Caso Ana Hickmann: legítima defesa ou homicídio?

Publicado por Diego Leal
há 6 anos

A configuração ou não da legítima defesa em casos com ampla repercussão midiática costuma gerar muita dúvida e debate (alguns apaixonados) entre as pessoas, a exemplo do caso Ana Hickmann, ocorrido em maio de 2016, em que ainda se discute no processo se o cunhado da apresentadora agiu ou não em legítima defesa (em sua defesa, de sua esposa e da apresentadora).

Mas, afinal, o que é “legítima defesa”? Pois bem, a legítima defesa nada mais é do que uma circunstância que exclui o crime. Entretanto, não se trata de um “vale tudo”, pois o próprio Código Penal proíbe o seu excesso. Isso quer dizer que somente estará em legítima defesa aquele que se utilizar, moderadamente, de meios necessários para afastar/repelir uma injusta agressão, atual ou iminente, tanto para salvar-se quanto para salvar terceiros, conforme dispõe o art. 25 do Código Penal.

A grande dificuldade é, por vezes, identificar esse “moderadamente” no caso concreto. Por exemplo, é possível afirmar, categoricamente, que o cunhado de Ana Hickmann não agiu em legítima defesa, tendo em vista que efetuou três disparos na nuca do agressor? Depende! Não é a quantidade de disparos e a “letalidade” do local atingido que definirá isso necessariamente (apesar de serem fatores relevantes), mas sim a soma de todas as demais circunstâncias do caso.

O se quer dizer é que, se após o primeiro tiro o agressor já estivesse rendido e sem possibilidades de lesar a integridade física das vítimas, um segundo tiro já seria considerado excesso. Agora, se após o primeiro disparo ainda houvesse ameaça de lesão às vítimas – algo que é muito delicado constatar em segundos de adrenalina –, não haveria excesso num eventual segundo disparo com o objetivo de fazer cessar o perigo existente.

Também é importante frisar que na análise sobre a (in) existência da legítima defesa, não é razoável que se espere de uma vítima, nessa situação, a habilidade, a frieza ou um “super poder” para mirar e atingir “órgãos não letais” que venham a tão somente deter o agressor. De outro lado, por óbvio não se pode negar que havendo essa possibilidade no caso concreto e assim agindo a vítima para neutralizar o agressor, suas chances de ter a tese da legítima defesa acolhida aumentam.

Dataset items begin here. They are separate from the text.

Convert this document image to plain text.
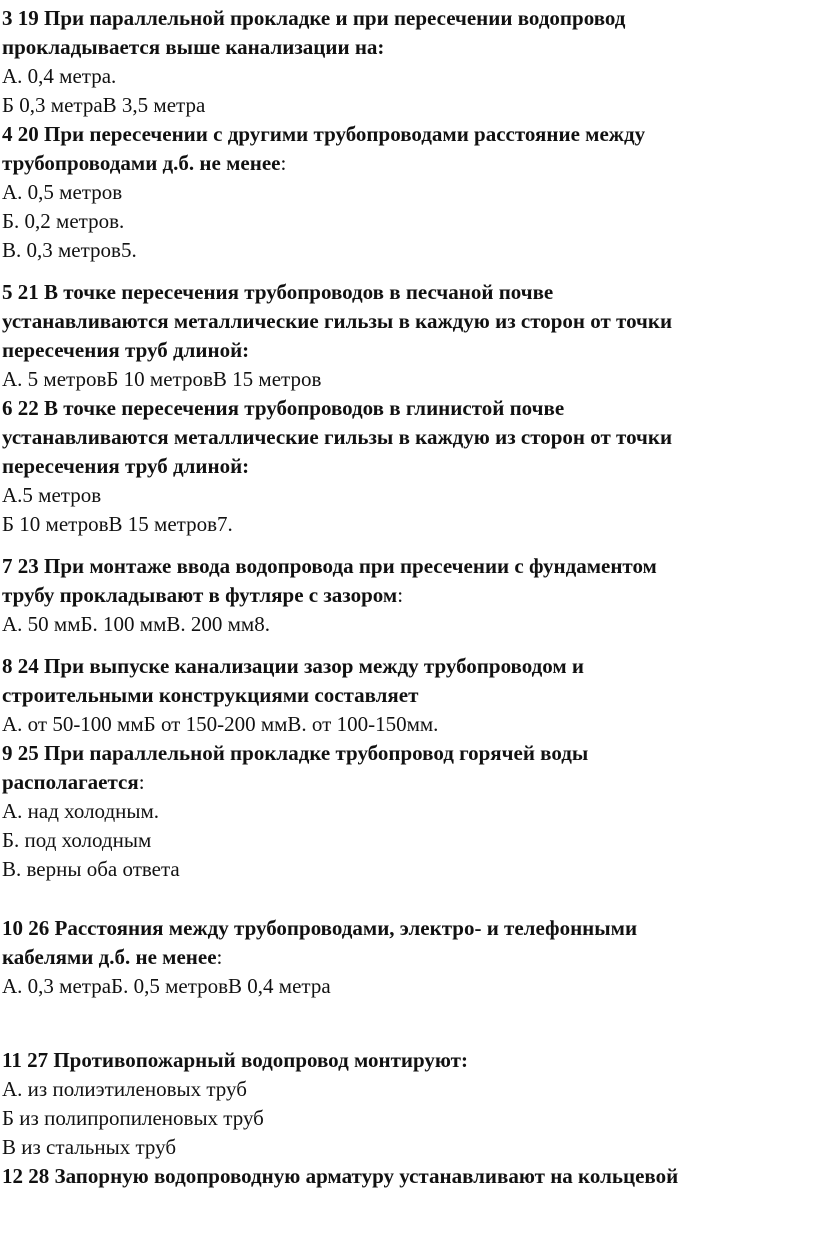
3 19 При параллельной прокладке и при пересечении водопровод
прокладывается выше канализации на:
А. 0,4 метра.
Б 0,3 метраВ 3,5 метра
4 20 При пересечении с другими трубопроводами расстояние между
трубопроводами д.б. не менее:
А. 0,5 метров
Б. 0,2 метров.
В. 0,3 метров5.
5 21 В точке пересечения трубопроводов в песчаной почве
устанавливаются металлические гильзы в каждую из сторон от точки
пересечения труб длиной:
А. 5 метровБ 10 метровВ 15 метров
6 22 В точке пересечения трубопроводов в глинистой почве
устанавливаются металлические гильзы в каждую из сторон от точки
пересечения труб длиной:
А.5 метров
Б 10 метровВ 15 метров7.
7 23 При монтаже ввода водопровода при пресечении с фундаментом
трубу прокладывают в футляре с зазором:
А. 50 ммБ. 100 ммВ. 200 мм8.
8 24 При выпуске канализации зазор между трубопроводом и
строительными конструкциями составляет
А. от 50-100 ммБ от 150-200 ммВ. от 100-150мм.
9 25 При параллельной прокладке трубопровод горячей воды
располагается:
А. над холодным.
Б. под холодным
В. верны оба ответа
10 26 Расстояния между трубопроводами, электро- и телефонными
кабелями д.б. не менее:
А. 0,3 метраБ. 0,5 метровВ 0,4 метра
11 27 Противопожарный водопровод монтируют:
А. из полиэтиленовых труб
Б из полипропиленовых труб
В из стальных труб
12 28 Запорную водопроводную арматуру устанавливают на кольцевой
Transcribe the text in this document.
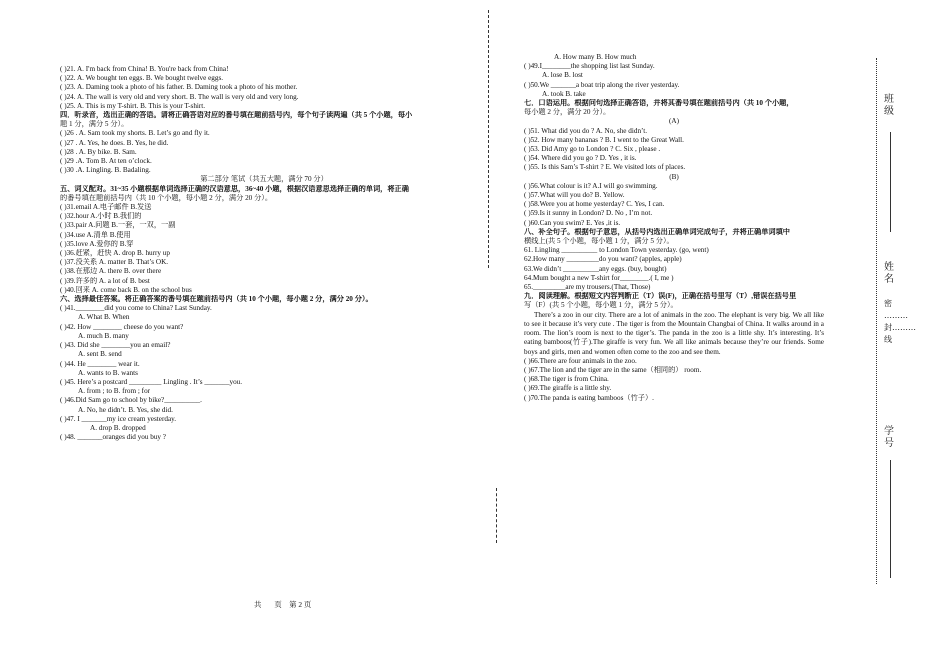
( )21. A. I'm back from China! B. You're back from China!
( )22. A. We bought ten eggs. B. We bought twelve eggs.
( )23. A. Daming took a photo of his father. B. Daming took a photo of his mother.
( )24. A. The wall is very old and very short. B. The wall is very old and very long.
( )25. A. This is my T-shirt. B. This is your T-shirt.
四．听录音，选出正确的答语。请将正确答语对应的番号填在题前括号内，每个句子读两遍（共 5 个小题，每小
题 1 分，满分 5 分）。
( )26 . A. Sam took my shorts. B. Let’s go and fly it.
( )27 . A. Yes, he does. B. Yes, he did.
( )28 . A. By bike. B. Sam.
( )29 .A. Tom B. At ten o’clock.
( )30 .A. Lingling. B. Badaling.
第二部分 笔试（共五大题，满分 70 分）
五、词义配对。31~35 小题根据单词选择正确的汉语意思，36~40 小题，根据汉语意思选择正确的单词，将正确
的番号填在题前括号内（共 10 个小题，每小题 2 分，满分 20 分）。
( )31.email A.电子邮件 B.发送
( )32.hour A.小时 B.我们的
( )33.pair A.问题 B.一套，一双，一副
( )34.use A.清单 B.使用
( )35.love A.爱你的 B.穿
( )36.赶紧，赶快 A. drop B. hurry up
( )37.没关系 A. matter B. That’s OK.
( )38.在那边 A. there B. over there
( )39.许多的 A. a lot of B. best
( )40.回来 A. come back B. on the school bus
六、选择最佳答案。将正确答案的番号填在题前括号内（共 10 个小题，每小题 2 分，满分 20 分）。
( )41.________did you come to China? Last Sunday.
A. What B. When
( )42. How ________ cheese do you want?
A. much B. many
( )43. Did she ________you an email?
A. sent B. send
( )44. He ________ wear it.
A. wants to B. wants
( )45. Here’s a postcard _________ Lingling . It’s _______you.
A. from ; to B. from ; for
( )46.Did Sam go to school by bike?__________.
A. No, he didn’t. B. Yes, she did.
( )47. I _______my ice cream yesterday.
A. drop B. dropped
( )48. _______oranges did you buy ?
A. How many B. How much
( )49.I________the shopping list last Sunday.
A. lose B. lost
( )50.We _______a boat trip along the river yesterday.
A. took B. take
七．口语运用。根据问句选择正确答语，并将其番号填在题前括号内（共 10 个小题，
每小题 2 分，满分 20 分）。
(A)
( )51. What did you do ? A. No, she didn’t.
( )52. How many bananas ? B. I went to the Great Wall.
( )53. Did Amy go to London ? C. Six , please .
( )54. Where did you go ? D. Yes , it is.
( )55. Is this Sam’s T-shirt ? E. We visited lots of places.
(B)
( )56.What colour is it? A.I will go swimming.
( )57.What will you do? B. Yellow.
( )58.Were you at home yesterday? C. Yes, I can.
( )59.Is it sunny in London? D. No , I’m not.
( )60.Can you swim? E. Yes ,it is.
八、补全句子。根据句子意思，从括号内选出正确单词完成句子，并将正确单词填中
横线上(共 5 个小题，每小题 1 分，满分 5 分）。
61. Lingling __________ to London Town yesterday. (go, went)
62.How many _________do you want? (apples, apple)
63.We didn’t __________any eggs. (buy, bought)
64.Mum bought a new T-shirt for________.( I, me )
65._________are my trousers.(That, Those)
九．阅读理解。根据短文内容判断正（T）误(F)，正确在括号里写（T）,错误在括号里
写（F）(共 5 个小题，每小题 1 分，满分 5 分）。
There’s a zoo in our city. There are a lot of animals in the zoo. The elephant is very big. We all like to see it because it’s very cute . The tiger is from the Mountain Changbai of China. It walks around in a room. The lion’s room is next to the tiger’s. The panda in the zoo is a little shy. It’s interesting. It’s eating bamboos(竹子).The giraffe is very fun. We all like animals because they’re our friends. Some boys and girls, men and women often come to the zoo and see them.
( )66.There are four animals in the zoo.
( )67.The lion and the tiger are in the same（相同的） room.
( )68.The tiger is from China.
( )69.The giraffe is a little shy.
( )70.The panda is eating bamboos（竹子）.
共       页    第 2 页
班 级
姓名
密 ………封………线
学号
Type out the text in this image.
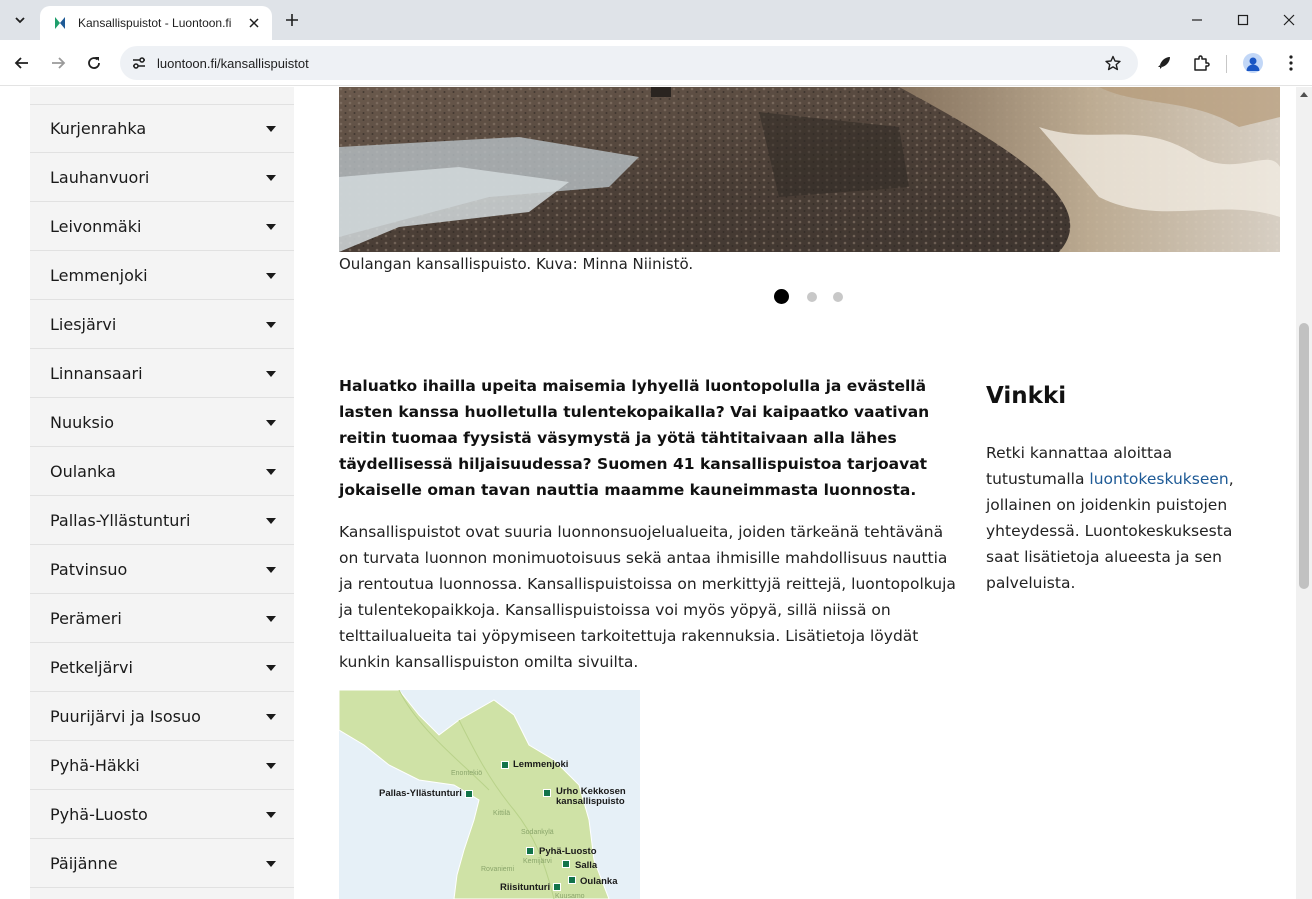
Kansallispuistot - Luontoon.fi
luontoon.fi/kansallispuistot
Kurjenrahka
Lauhanvuori
Leivonmäki
Lemmenjoki
Liesjärvi
Linnansaari
Nuuksio
Oulanka
Pallas-Yllästunturi
Patvinsuo
Perämeri
Petkeljärvi
Puurijärvi ja Isosuo
Pyhä-Häkki
Pyhä-Luosto
Päijänne
Oulangan kansallispuisto. Kuva: Minna Niinistö.

Haluatko ihailla upeita maisemia lyhyellä luontopolulla ja evästellä lasten kanssa huolletulla tulentekopaikalla? Vai kaipaatko vaativan reitin tuomaa fyysistä väsymystä ja yötä tähtitaivaan alla lähes täydellisessä hiljaisuudessa? Suomen 41 kansallispuistoa tarjoavat jokaiselle oman tavan nauttia maamme kauneimmasta luonnosta.

Kansallispuistot ovat suuria luonnonsuojelualueita, joiden tärkeänä tehtävänä on turvata luonnon monimuotoisuus sekä antaa ihmisille mahdollisuus nauttia ja rentoutua luonnossa. Kansallispuistoissa on merkittyjä reittejä, luontopolkuja ja tulentekopaikkoja. Kansallispuistoissa voi myös yöpyä, sillä niissä on telttailualueita tai yöpymiseen tarkoitettuja rakennuksia. Lisätietoja löydät kunkin kansallispuiston omilta sivuilta.

Vinkki

Retki kannattaa aloittaa tutustumalla luontokeskukseen, jollainen on joidenkin puistojen yhteydessä. Luontokeskuksesta saat lisätietoja alueesta ja sen palveluista.

Enontekiö
Kittilä
Sodankylä
Kemijärvi
Rovaniemi
Kuusamo
Lemmenjoki
Pallas-Yllästunturi	Urho Kekkosen kansallispuisto
Pyhä-Luosto
Salla
Oulanka
Riisitunturi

Vejam, portanto, que os mesmos atos podem gerar consequências jurídicas diversas. Dessa forma, não com a intenção de se esquivar da adoção de um posicionamento, mas apenas com o cuidado de refletir sobre as repercussões jurídicas do caso, à distância, entendo que não é possível afirmar com convicção se houve legítima defesa ou crime de homicídio no caso Ana Hickmann, pois o “agir moderadamente” varia de um contexto para outro.

É preciso que seja feito um exercício hermenêutico do caso com todas as ferramentas à disposição do intérprete, já que a supressão dos detalhes, por menores que sejam, podem fazer total diferença. Porém, o certo é que, havendo inúmeras variáveis e dificuldades para se chegar a uma resposta, o in dubio pro reo há de falar mais alto.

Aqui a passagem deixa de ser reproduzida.